Entscheidungsstichwort (Thema)

Elterngeld. Einkommensermittlung. nichtselbstständige Erwerbstätigkeit. Provision. sonstige Bezüge. laufender Arbeitslohn. Anbindung an materielles Steuerrecht. Einordnung im Lohnsteuerabzugsverfahren. Lohnsteueranmeldung des Arbeitgebers. keine Bindung der Beteiligten im Elterngeldverfahren. rückwirkende Präklusion. kein Anlass zur Anfechtung der Lohnsteueranmeldung. Verfassungsrecht. Vertrauensschutz

 

Leitsatz (amtlich)

1. Abweichung von BSG, Urteile vom 14.12.2017 - B 10 EG 4/17 R = SozR 4-7837 § 2c Nr 1 und B 10 EG 7/17 R = BSGE 125, 62 = SozR 4-7837 § 2c Nr 2.

2. Die Lohnsteuer-Anmeldung des Arbeitgebers vermag für die Abgrenzung von laufendem Arbeitslohn zu sonstigen Bezügen im Rahmen von § 2c Abs 1 S 2 BEEG in der ab 1.1.2015 geltenden Fassung keine Bindungswirkung zu entfalten.

 

Orientierungssatz

1. Vor den Entscheidungen des BSG vom 14.12.2017 - B 10 EG 4/17 R aaO und B 10 EG 7/17 R aaO konnte der Elterngeldberechtigte nicht einmal ansatzweise erahnen, dass bei fehlerhafter Einordnung der Provisionen als sonstige Bezüge durch den Arbeitgeber im Rahmen der Lohnsteuer-Anmeldung die Einlegung eines Einspruchs oder die Stellung eines Antrags nach § 164 Abs 2 S 2 AO 1977 notwendig sein würde, um seinen in ferner Zukunft liegenden Elterngeldanspruch zu sichern. Die insoweit durch die BSG-Rechtsprechung geschaffene rückwirkende Präklusion lässt verfassungsrechtliche Bedenken im Hinblick auf den Vertrauensschutz aufkommen.

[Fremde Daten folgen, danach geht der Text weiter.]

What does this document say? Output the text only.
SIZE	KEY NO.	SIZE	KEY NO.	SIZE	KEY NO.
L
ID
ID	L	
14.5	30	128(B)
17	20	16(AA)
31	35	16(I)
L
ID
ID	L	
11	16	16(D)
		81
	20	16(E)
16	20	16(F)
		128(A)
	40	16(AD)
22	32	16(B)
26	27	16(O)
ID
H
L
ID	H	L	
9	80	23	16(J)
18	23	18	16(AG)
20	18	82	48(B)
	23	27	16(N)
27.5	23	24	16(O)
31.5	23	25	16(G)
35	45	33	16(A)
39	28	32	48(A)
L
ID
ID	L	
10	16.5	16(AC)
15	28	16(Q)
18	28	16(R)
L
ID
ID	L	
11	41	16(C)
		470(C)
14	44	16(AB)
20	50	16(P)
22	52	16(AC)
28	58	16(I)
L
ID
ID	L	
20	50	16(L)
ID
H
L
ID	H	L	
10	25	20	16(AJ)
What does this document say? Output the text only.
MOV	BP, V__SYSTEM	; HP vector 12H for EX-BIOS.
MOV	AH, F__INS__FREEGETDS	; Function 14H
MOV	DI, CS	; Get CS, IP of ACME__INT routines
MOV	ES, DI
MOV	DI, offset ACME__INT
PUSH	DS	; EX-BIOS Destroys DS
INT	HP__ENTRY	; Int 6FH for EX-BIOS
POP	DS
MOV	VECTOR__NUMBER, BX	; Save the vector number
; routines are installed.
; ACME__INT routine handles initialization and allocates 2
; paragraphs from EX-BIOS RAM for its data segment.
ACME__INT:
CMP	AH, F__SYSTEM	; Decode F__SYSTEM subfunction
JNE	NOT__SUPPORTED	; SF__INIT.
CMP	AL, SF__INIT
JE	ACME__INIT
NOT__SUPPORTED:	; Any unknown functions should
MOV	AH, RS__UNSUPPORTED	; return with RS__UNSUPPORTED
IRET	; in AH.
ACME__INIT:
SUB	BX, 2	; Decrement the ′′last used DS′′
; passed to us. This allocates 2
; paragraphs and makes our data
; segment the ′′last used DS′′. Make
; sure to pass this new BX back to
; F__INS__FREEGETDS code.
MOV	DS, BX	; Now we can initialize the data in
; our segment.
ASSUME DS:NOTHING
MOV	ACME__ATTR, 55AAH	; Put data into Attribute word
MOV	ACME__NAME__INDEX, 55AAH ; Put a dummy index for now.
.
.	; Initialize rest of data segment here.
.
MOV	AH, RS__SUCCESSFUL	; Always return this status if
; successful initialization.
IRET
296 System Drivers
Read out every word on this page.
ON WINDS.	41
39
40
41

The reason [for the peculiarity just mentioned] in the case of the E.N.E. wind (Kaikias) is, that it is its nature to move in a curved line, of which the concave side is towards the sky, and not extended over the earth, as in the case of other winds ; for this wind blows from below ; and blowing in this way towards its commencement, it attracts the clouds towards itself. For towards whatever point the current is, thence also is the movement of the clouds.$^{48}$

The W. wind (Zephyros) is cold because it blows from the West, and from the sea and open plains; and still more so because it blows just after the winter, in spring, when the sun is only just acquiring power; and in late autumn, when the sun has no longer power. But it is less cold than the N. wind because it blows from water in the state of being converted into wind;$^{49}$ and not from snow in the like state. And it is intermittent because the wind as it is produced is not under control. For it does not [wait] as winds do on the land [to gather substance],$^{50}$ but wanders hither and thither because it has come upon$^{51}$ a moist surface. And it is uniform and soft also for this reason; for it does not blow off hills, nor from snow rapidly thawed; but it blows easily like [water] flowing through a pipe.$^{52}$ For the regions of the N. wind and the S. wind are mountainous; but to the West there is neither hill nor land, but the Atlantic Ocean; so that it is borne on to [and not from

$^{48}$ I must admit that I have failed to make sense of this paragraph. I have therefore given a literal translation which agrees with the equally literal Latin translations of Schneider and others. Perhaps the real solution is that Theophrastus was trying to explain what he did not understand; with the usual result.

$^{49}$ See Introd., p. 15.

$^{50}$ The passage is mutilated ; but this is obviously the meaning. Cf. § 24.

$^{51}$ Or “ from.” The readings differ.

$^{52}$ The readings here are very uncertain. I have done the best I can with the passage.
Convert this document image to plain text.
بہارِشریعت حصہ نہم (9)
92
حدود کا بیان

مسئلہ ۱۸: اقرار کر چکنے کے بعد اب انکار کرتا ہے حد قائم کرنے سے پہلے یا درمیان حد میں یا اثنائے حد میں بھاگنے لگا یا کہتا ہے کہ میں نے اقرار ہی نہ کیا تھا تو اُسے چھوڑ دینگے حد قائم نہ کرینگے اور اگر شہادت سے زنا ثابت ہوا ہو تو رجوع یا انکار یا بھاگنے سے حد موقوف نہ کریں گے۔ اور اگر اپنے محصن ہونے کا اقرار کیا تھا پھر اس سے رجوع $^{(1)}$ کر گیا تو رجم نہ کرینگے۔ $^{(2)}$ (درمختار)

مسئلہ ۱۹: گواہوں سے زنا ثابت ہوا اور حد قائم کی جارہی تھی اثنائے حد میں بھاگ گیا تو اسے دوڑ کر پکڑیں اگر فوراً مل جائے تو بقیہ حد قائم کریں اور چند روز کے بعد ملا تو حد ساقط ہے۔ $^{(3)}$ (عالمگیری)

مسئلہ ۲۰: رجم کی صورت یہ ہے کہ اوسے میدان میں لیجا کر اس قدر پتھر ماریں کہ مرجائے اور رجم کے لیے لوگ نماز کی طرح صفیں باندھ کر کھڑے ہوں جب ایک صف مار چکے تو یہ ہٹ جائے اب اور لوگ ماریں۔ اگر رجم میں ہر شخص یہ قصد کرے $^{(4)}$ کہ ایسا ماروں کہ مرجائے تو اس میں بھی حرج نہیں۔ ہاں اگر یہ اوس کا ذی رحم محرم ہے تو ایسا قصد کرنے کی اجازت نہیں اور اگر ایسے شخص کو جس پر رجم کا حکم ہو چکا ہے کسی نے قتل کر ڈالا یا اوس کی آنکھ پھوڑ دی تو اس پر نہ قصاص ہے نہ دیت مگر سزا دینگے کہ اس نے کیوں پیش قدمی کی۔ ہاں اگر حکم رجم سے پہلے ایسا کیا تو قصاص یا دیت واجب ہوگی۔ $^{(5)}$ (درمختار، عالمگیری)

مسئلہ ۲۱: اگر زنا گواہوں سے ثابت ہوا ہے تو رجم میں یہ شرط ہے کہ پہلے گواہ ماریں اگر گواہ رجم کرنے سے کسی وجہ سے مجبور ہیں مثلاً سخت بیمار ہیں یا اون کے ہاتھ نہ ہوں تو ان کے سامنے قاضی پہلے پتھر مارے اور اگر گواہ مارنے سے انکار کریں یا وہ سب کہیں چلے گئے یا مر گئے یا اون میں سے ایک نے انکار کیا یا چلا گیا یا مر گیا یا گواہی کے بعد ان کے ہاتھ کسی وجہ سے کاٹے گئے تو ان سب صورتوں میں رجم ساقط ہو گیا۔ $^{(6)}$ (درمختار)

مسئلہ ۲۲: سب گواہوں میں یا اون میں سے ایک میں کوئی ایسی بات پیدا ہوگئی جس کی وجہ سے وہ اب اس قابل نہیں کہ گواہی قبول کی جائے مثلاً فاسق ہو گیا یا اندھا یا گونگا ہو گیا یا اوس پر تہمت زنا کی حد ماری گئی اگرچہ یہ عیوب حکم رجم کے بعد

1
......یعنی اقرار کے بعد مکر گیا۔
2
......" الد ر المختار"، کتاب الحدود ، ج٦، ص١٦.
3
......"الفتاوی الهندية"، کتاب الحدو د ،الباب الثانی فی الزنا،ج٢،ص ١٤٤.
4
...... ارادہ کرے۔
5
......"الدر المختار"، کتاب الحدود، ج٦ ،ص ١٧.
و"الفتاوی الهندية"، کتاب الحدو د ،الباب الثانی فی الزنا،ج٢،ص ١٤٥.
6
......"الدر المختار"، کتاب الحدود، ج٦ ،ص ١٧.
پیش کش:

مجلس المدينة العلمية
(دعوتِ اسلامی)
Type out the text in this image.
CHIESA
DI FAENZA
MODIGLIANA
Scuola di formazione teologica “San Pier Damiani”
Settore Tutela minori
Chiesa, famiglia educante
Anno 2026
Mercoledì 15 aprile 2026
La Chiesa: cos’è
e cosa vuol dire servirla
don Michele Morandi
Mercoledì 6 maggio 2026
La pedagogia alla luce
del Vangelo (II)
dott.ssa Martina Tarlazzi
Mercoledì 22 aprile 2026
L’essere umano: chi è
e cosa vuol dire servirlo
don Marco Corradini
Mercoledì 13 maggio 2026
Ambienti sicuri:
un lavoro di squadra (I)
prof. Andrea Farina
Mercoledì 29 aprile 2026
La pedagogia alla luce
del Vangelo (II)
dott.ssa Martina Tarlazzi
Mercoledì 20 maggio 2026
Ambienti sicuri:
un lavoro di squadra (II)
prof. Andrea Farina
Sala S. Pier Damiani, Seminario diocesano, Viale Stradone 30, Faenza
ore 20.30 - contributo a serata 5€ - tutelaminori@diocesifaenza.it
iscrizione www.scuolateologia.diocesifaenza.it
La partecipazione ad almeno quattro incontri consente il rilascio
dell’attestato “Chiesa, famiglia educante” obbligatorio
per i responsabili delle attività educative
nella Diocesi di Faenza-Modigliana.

2. Es handelt sich im Wesentlichen um eine Parallelentscheidung zum Urteil des LSG München vom 26.2.2019 - L 9 EG 36/18.

 

Nachgehend

BSG (Urteil vom 25.06.2020; Aktenzeichen B 10 EG 2/19 R)

 

Tenor

I. Auf die Berufung wird der Gerichtsbescheid des Sozialgerichts Würzburg vom 20. September 2018 aufgehoben und der Beklagte unter Abänderung des Bescheids vom 16. Mai 2017 in der Gestalt des Widerspruchsbescheids vom 13. Juni 2017 verurteilt, bei der Berechnung des Elterngelds für den Kläger hinsichtlich des Kindes J. A. die im Zeitraum Januar bis einschließlich Dezember 2016 verdienten und in den Gehaltsabrechnungen als Provisionen bezeichneten Entgeltbestandteile bei der Festlegung des Ausgangswerts zur Berechnung des Elterngeld-Netto zu berücksichtigen.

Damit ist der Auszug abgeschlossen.